Pelapor Khusus PBB untuk Masalah Hak Asasi Manusia Korea Utara, Tomas Ojea Quintana, menggelar konferensi pers pada Rabu (23/02) sebelum meninggalkan Korea Selatan setelah perjalanan dinas selama sembilan hari.
Selain menilai berbagai hal terkait masalah hak asasi manusia (HAM) di Korea Utara, Quintana mengklaim masyarakat internasional harus menyediakan vaksin COVID-19 sebanyak 60 juta dosis untuk Korea Utara agar seluruh rakyat Korea Utara dapat menerima minimal dua dosis suntikan vaksin.
Ia menambahkan bahwa masyarakat internasional harus mempertimbangkan kondisi Korea Utara saat menyumbangkan vaksin COVID-19 karena adanya kecurigaan Korea Utara mengenai tekanan yang mungkin akan didapatkannya jika menerima bantuan vaksin dari masyarakat internasional.
Sebelumnya pada hari Selasa (22/02), Radio Free Asia (RFA) melaporkan bahwa Korea Utara diperkirakan akan menolak vaksin buatan Novavax sebanyak 252 ribu dosis dari Fasilitas COVAX.
Quintana menegaskan bahwa masyarakat internasional harus sesegera mungkin membuat keputusan terkait pasokan vaksin untuk Korea Utara, termasuk mengenai pembayaran vaksin.

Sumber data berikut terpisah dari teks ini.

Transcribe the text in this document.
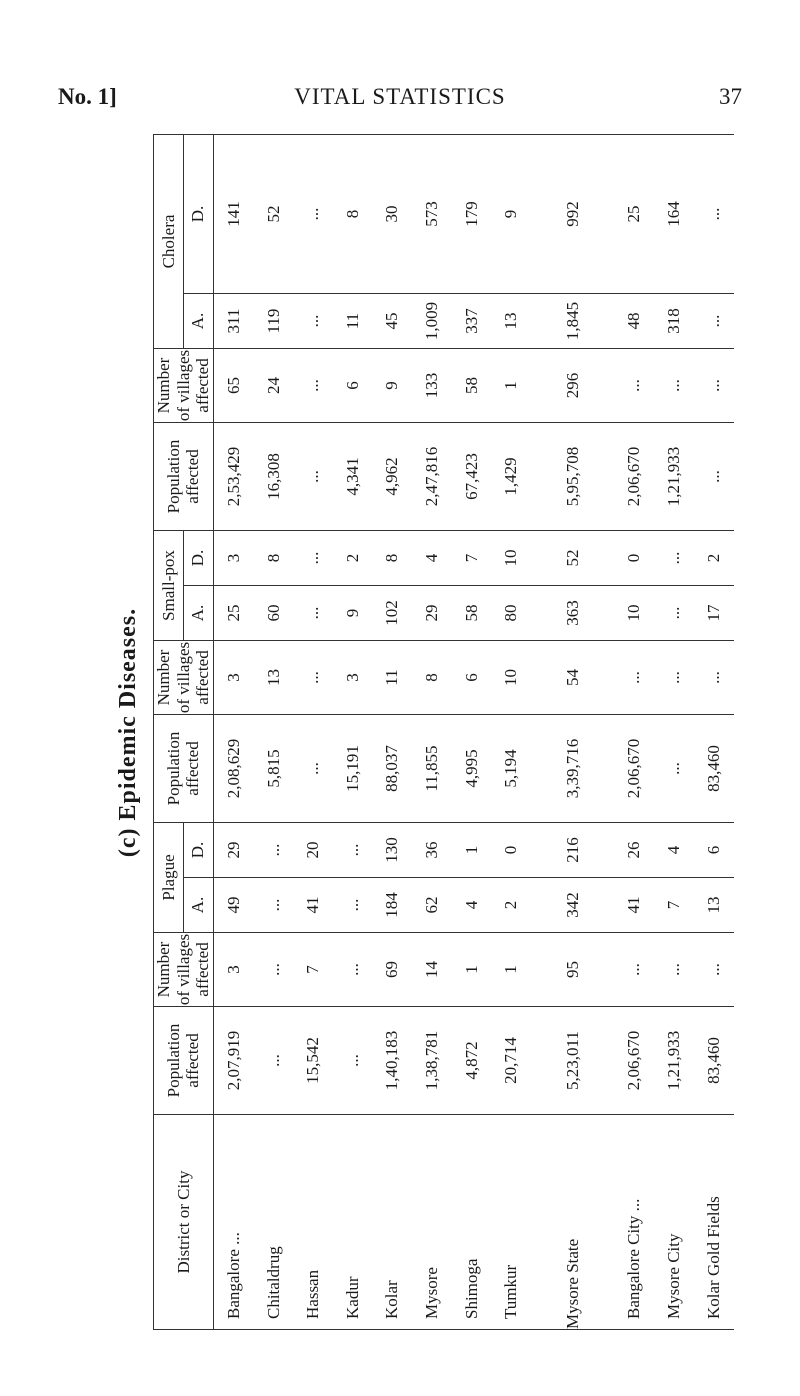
No. 1]	VITAL STATISTICS	37
(c) Epidemic Diseases.
District or City	Population affected	Number of villages affected	Plague		Population affected	Number of villages affected	Small-pox		Population affected	Number of villages affected	Cholera	
			A.	D.			A.	D.			A.	D.
Bangalore ...	2,07,919	3	49	29	2,08,629	3	25	3	2,53,429	65	311	141
Chitaldrug	...	...	...	...	5,815	13	60	8	16,308	24	119	52
Hassan	15,542	7	41	20	...	...	...	...	...	...	...	...
Kadur	...	...	...	...	15,191	3	9	2	4,341	6	11	8
Kolar	1,40,183	69	184	130	88,037	11	102	8	4,962	9	45	30
Mysore	1,38,781	14	62	36	11,855	8	29	4	2,47,816	133	1,009	573
Shimoga	4,872	1	4	1	4,995	6	58	7	67,423	58	337	179
Tumkur	20,714	1	2	0	5,194	10	80	10	1,429	1	13	9

Mysore State	5,23,011	95	342	216	3,39,716	54	363	52	5,95,708	296	1,845	992

Bangalore City ...	2,06,670	...	41	26	2,06,670	...	10	0	2,06,670	...	48	25
Mysore City	1,21,933	...	7	4	...	...	...	...	1,21,933	...	318	164
Kolar Gold Fields	83,460	...	13	6	83,460	...	17	2	...	...	...	...
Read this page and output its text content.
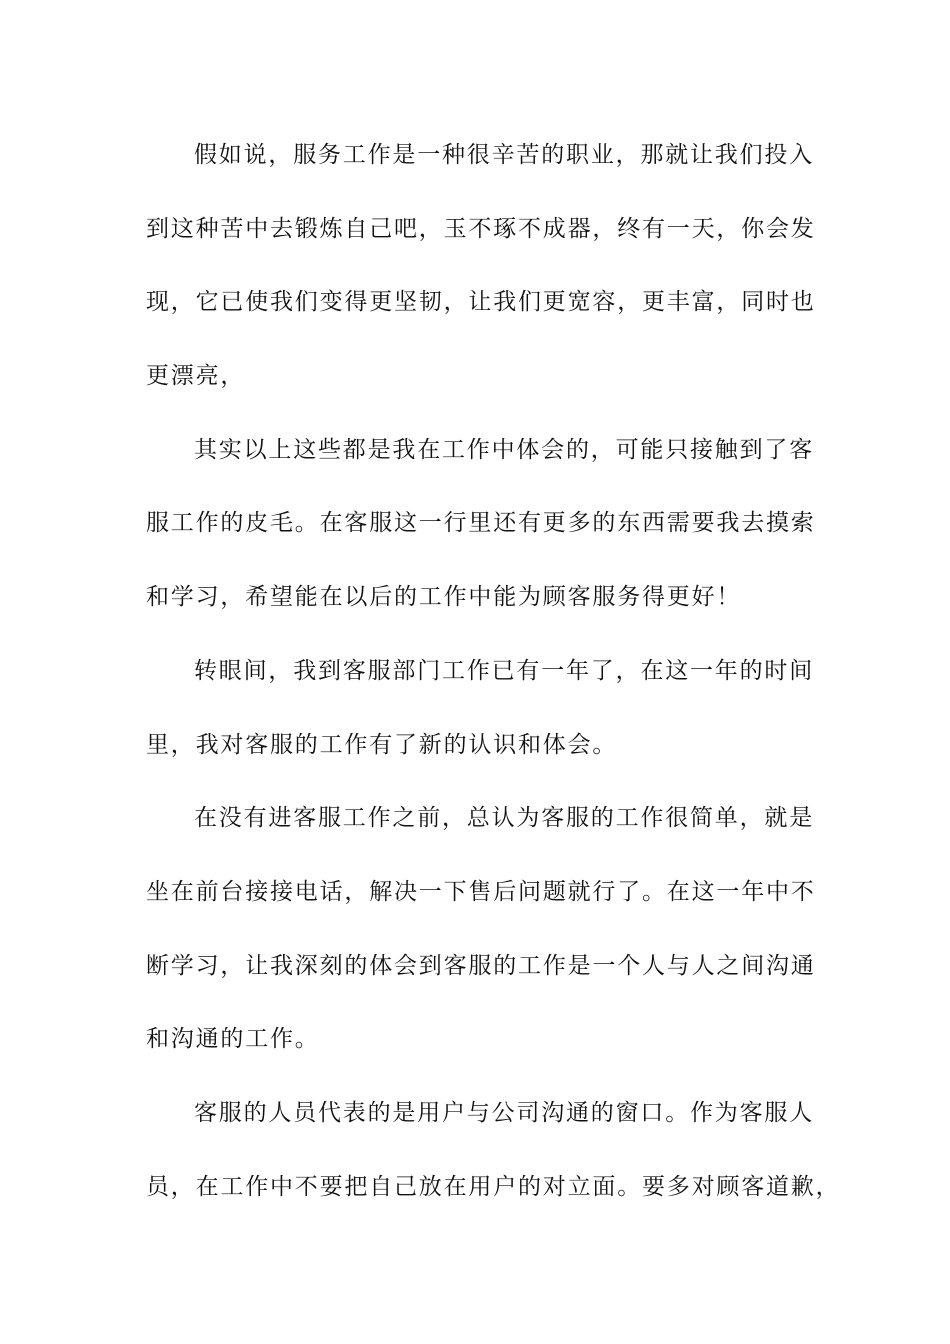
假如说，服务工作是一种很辛苦的职业，那就让我们投入
到这种苦中去锻炼自己吧，玉不琢不成器，终有一天，你会发
现，它已使我们变得更坚韧，让我们更宽容，更丰富，同时也
更漂亮，
其实以上这些都是我在工作中体会的，可能只接触到了客
服工作的皮毛。在客服这一行里还有更多的东西需要我去摸索
和学习，希望能在以后的工作中能为顾客服务得更好！
转眼间，我到客服部门工作已有一年了，在这一年的时间
里，我对客服的工作有了新的认识和体会。
在没有进客服工作之前，总认为客服的工作很简单，就是
坐在前台接接电话，解决一下售后问题就行了。在这一年中不
断学习，让我深刻的体会到客服的工作是一个人与人之间沟通
和沟通的工作。
客服的人员代表的是用户与公司沟通的窗口。作为客服人
员，在工作中不要把自己放在用户的对立面。要多对顾客道歉，
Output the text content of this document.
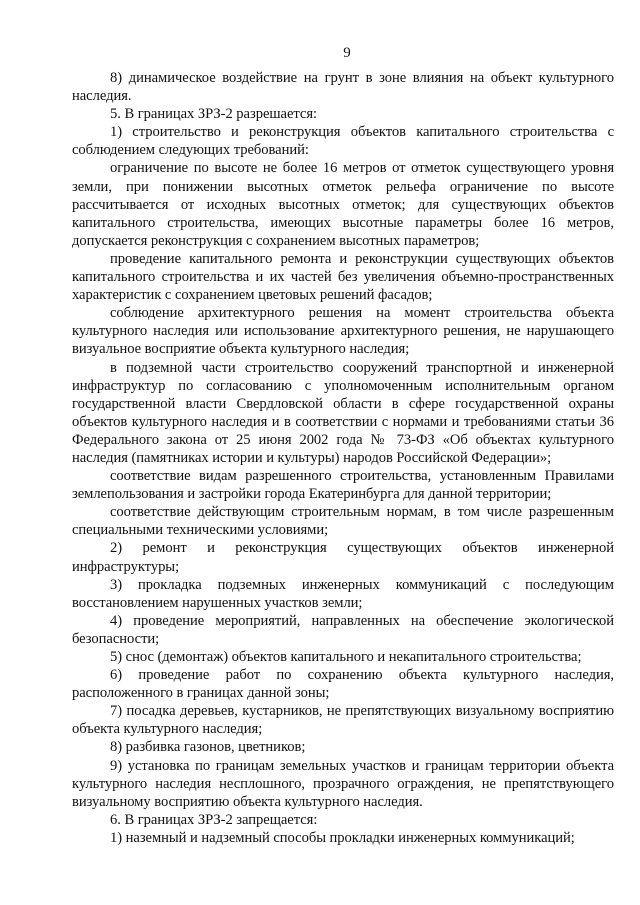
9

8) динамическое воздействие на грунт в зоне влияния на объект культурного наследия.

5. В границах ЗРЗ-2 разрешается:

1) строительство и реконструкция объектов капитального строительства с соблюдением следующих требований:

ограничение по высоте не более 16 метров от отметок существующего уровня земли, при понижении высотных отметок рельефа ограничение по высоте рассчитывается от исходных высотных отметок; для существующих объектов капитального строительства, имеющих высотные параметры более 16 метров, допускается реконструкция с сохранением высотных параметров;

проведение капитального ремонта и реконструкции существующих объектов капитального строительства и их частей без увеличения объемно-пространственных характеристик с сохранением цветовых решений фасадов;

соблюдение архитектурного решения на момент строительства объекта культурного наследия или использование архитектурного решения, не нарушающего визуальное восприятие объекта культурного наследия;

в подземной части строительство сооружений транспортной и инженерной инфраструктур по согласованию с уполномоченным исполнительным органом государственной власти Свердловской области в сфере государственной охраны объектов культурного наследия и в соответствии с нормами и требованиями статьи 36 Федерального закона от 25 июня 2002 года № 73-ФЗ «Об объектах культурного наследия (памятниках истории и культуры) народов Российской Федерации»;

соответствие видам разрешенного строительства, установленным Правилами землепользования и застройки города Екатеринбурга для данной территории;

соответствие действующим строительным нормам, в том числе разрешенным специальными техническими условиями;

2) ремонт и реконструкция существующих объектов инженерной инфраструктуры;

3) прокладка подземных инженерных коммуникаций с последующим восстановлением нарушенных участков земли;

4) проведение мероприятий, направленных на обеспечение экологической безопасности;

5) снос (демонтаж) объектов капитального и некапитального строительства;

6) проведение работ по сохранению объекта культурного наследия, расположенного в границах данной зоны;

7) посадка деревьев, кустарников, не препятствующих визуальному восприятию объекта культурного наследия;

8) разбивка газонов, цветников;

9) установка по границам земельных участков и границам территории объекта культурного наследия несплошного, прозрачного ограждения, не препятствующего визуальному восприятию объекта культурного наследия.

6. В границах ЗРЗ-2 запрещается:

1) наземный и надземный способы прокладки инженерных коммуникаций;
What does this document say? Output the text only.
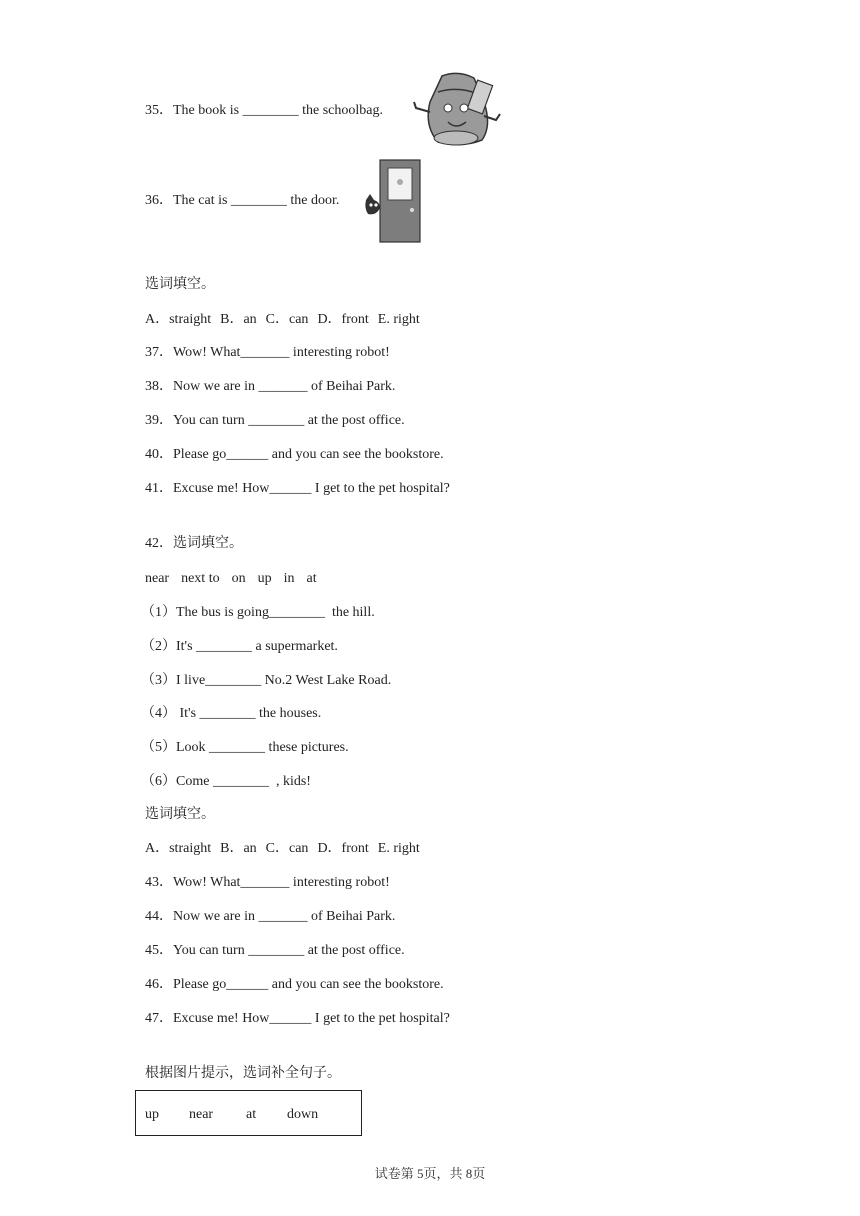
35．The book is ________ the schoolbag.
36．The cat is ________ the door.
选词填空。
A．straight B．an C．can D．front E. right
37．Wow! What_______ interesting robot!
38．Now we are in _______ of Beihai Park.
39．You can turn ________ at the post office.
40．Please go______ and you can see the bookstore.
41．Excuse me! How______ I get to the pet hospital?
42．选词填空。
near next to on up in at
（1）The bus is going________  the hill.
（2）It's ________ a supermarket.
（3）I live________ No.2 West Lake Road.
（4） It's ________ the houses.
（5）Look ________ these pictures.
（6）Come ________  , kids!
选词填空。
A．straight B．an C．can D．front E. right
43．Wow! What_______ interesting robot!
44．Now we are in _______ of Beihai Park.
45．You can turn ________ at the post office.
46．Please go______ and you can see the bookstore.
47．Excuse me! How______ I get to the pet hospital?
根据图片提示，选词补全句子。
up near at down
试卷第 5页，共 8页
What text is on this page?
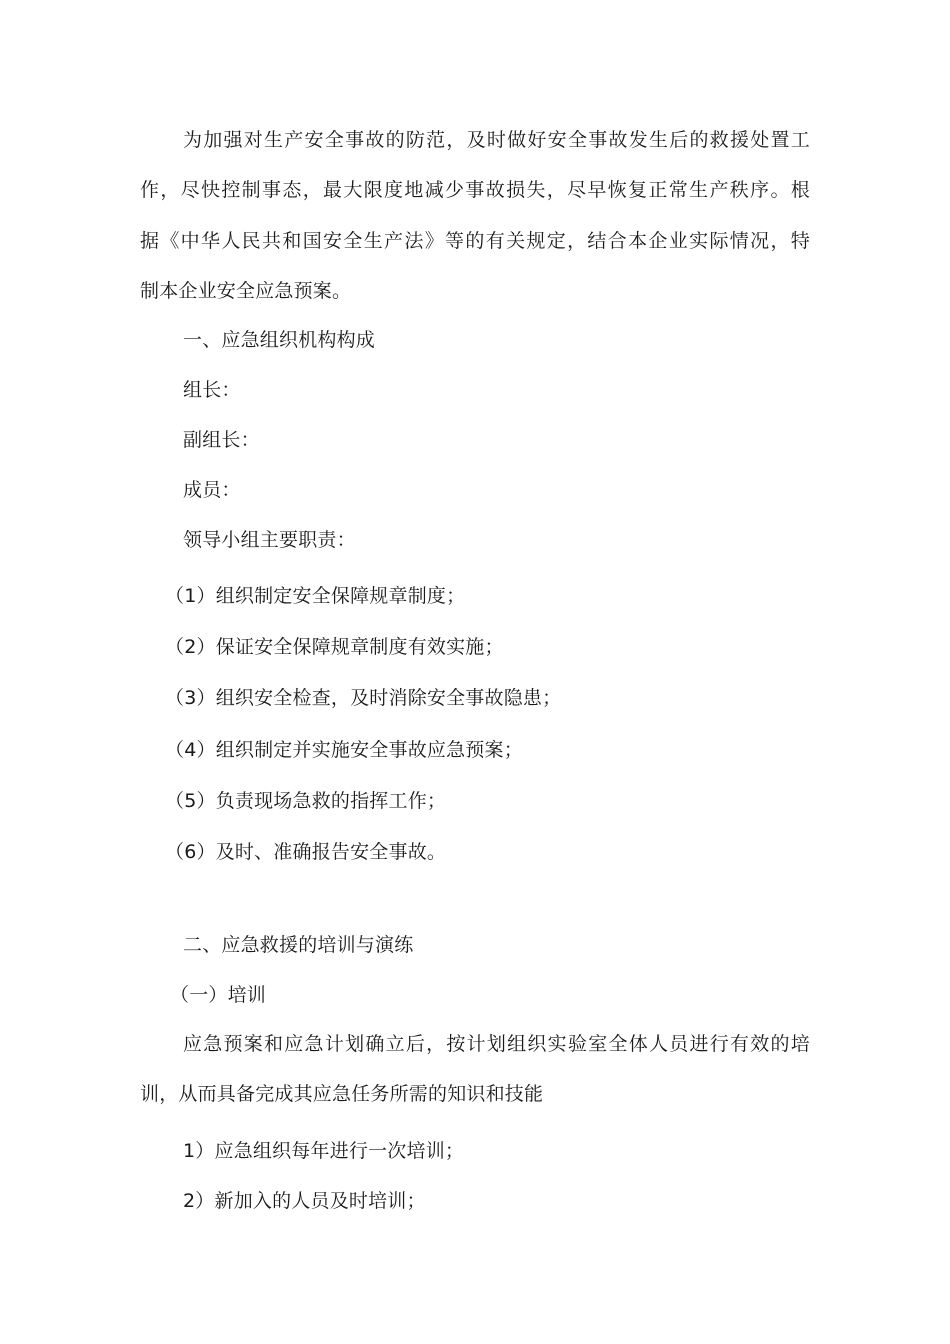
为加强对生产安全事故的防范，及时做好安全事故发生后的救援处置工
作，尽快控制事态，最大限度地减少事故损失，尽早恢复正常生产秩序。根
据《中华人民共和国安全生产法》等的有关规定，结合本企业实际情况，特
制本企业安全应急预案。
一、应急组织机构构成
组长：
副组长：
成员：
领导小组主要职责：
（1）组织制定安全保障规章制度；
（2）保证安全保障规章制度有效实施；
（3）组织安全检查，及时消除安全事故隐患；
（4）组织制定并实施安全事故应急预案；
（5）负责现场急救的指挥工作；
（6）及时、准确报告安全事故。
二、应急救援的培训与演练
（一）培训
应急预案和应急计划确立后，按计划组织实验室全体人员进行有效的培
训，从而具备完成其应急任务所需的知识和技能
1）应急组织每年进行一次培训；
2）新加入的人员及时培训；
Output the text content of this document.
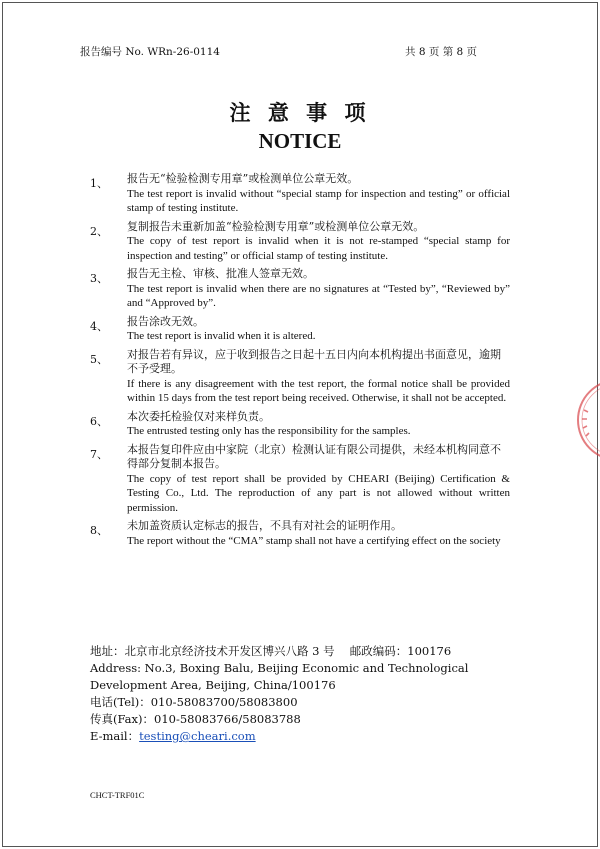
报告编号 No. WRn-26-0114	共 8 页 第 8 页
注 意 事 项
NOTICE
1、 报告无“检验检测专用章”或检测单位公章无效。
The test report is invalid without “special stamp for inspection and testing” or official stamp of testing institute.
2、 复制报告未重新加盖“检验检测专用章”或检测单位公章无效。
The copy of test report is invalid when it is not re-stamped “special stamp for inspection and testing” or official stamp of testing institute.
3、 报告无主检、审核、批准人签章无效。
The test report is invalid when there are no signatures at “Tested by”, “Reviewed by” and “Approved by”.
4、 报告涂改无效。
The test report is invalid when it is altered.
5、 对报告若有异议，应于收到报告之日起十五日内向本机构提出书面意见，逾期不予受理。
If there is any disagreement with the test report, the formal notice shall be provided within 15 days from the test report being received. Otherwise, it shall not be accepted.
6、 本次委托检验仅对来样负责。
The entrusted testing only has the responsibility for the samples.
7、 本报告复印件应由中家院（北京）检测认证有限公司提供，未经本机构同意不得部分复制本报告。
The copy of test report shall be provided by CHEARI (Beijing) Certification & Testing Co., Ltd. The reproduction of any part is not allowed without written permission.
8、 未加盖资质认定标志的报告，不具有对社会的证明作用。
The report without the “CMA” stamp shall not have a certifying effect on the society
地址：北京市北京经济技术开发区博兴八路 3 号　 邮政编码：100176
Address: No.3, Boxing Balu, Beijing Economic and Technological
Development Area, Beijing, China/100176
电话(Tel)：010-58083700/58083800
传真(Fax)：010-58083766/58083788
E-mail：testing@cheari.com
CHCT-TRF01C
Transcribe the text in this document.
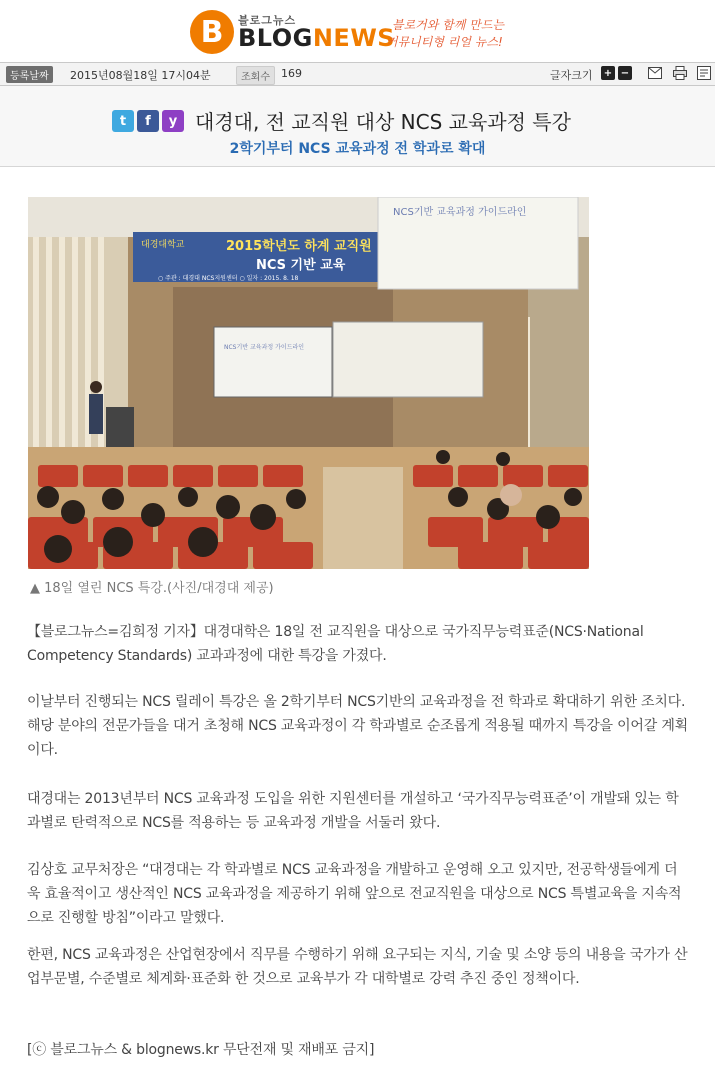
B	블로그뉴스
BLOGNEWS
블로거와 함께 만드는
커뮤니티형 리얼 뉴스!
등록날짜	2015년08월18일 17시04분	조회수	169	글자크기 + −
t	f	y 대경대, 전 교직원 대상 NCS 교육과정 특강
2학기부터 NCS 교육과정 전 학과로 확대
대경대학교	2015학년도 하계 교직원
NCS 기반 교육
○ 주관 : 대경대 NCS지원센터 ○ 일자 : 2015. 8. 18
NCS기반 교육과정 가이드라인
NCS기반 교육과정 가이드라인
▲ 18일 열린 NCS 특강.(사진/대경대 제공)
【블로그뉴스=김희정 기자】대경대학은 18일 전 교직원을 대상으로 국가직무능력표준(NCS·National Competency Standards) 교과과정에 대한 특강을 가졌다.
이날부터 진행되는 NCS 릴레이 특강은 올 2학기부터 NCS기반의 교육과정을 전 학과로 확대하기 위한 조치다. 해당 분야의 전문가들을 대거 초청해 NCS 교육과정이 각 학과별로 순조롭게 적용될 때까지 특강을 이어갈 계획이다.
대경대는 2013년부터 NCS 교육과정 도입을 위한 지원센터를 개설하고 ‘국가직무능력표준’이 개발돼 있는 학과별로 탄력적으로 NCS를 적용하는 등 교육과정 개발을 서둘러 왔다.
김상호 교무처장은 “대경대는 각 학과별로 NCS 교육과정을 개발하고 운영해 오고 있지만, 전공학생들에게 더욱 효율적이고 생산적인 NCS 교육과정을 제공하기 위해 앞으로 전교직원을 대상으로 NCS 특별교육을 지속적으로 진행할 방침”이라고 말했다.
한편, NCS 교육과정은 산업현장에서 직무를 수행하기 위해 요구되는 지식, 기술 및 소양 등의 내용을 국가가 산업부문별, 수준별로 체계화·표준화 한 것으로 교육부가 각 대학별로 강력 추진 중인 정책이다.
[ⓒ 블로그뉴스 & blognews.kr 무단전재 및 재배포 금지]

Sementara itu, Pelapor Khusus PBB itu mendesak pemerintah Korea Selatan untuk mengungkap informasi terkait kasus seorang pejabat Kementerian Urusan Maritim dan Perikanan yang dibunuh oleh pasukan Korea Utara di Laut Barat pada tahun 2020 kepada keluarga almarhum.
Pada tahun lalu, pengadilan Korea Selatan memutuskan agar pemerintah memberikan informasi, kecuali informasi rahasia militer, kepada keluarga almarhum, tetapi pihak Kantor Kepresidenan Cheongwadae menolak keputusan tersebut dan mengajukan banding.
Terkait undang-undang larangan pengiriman selebaran anti-Pyongyang ke Korea Utara, Quintana mengatakan dirinya telah mengusulkan kepada pemerintah dan Majelis Nasional Korea Selatan untuk memulai proses peninjauan kembali undang-undang tersebut.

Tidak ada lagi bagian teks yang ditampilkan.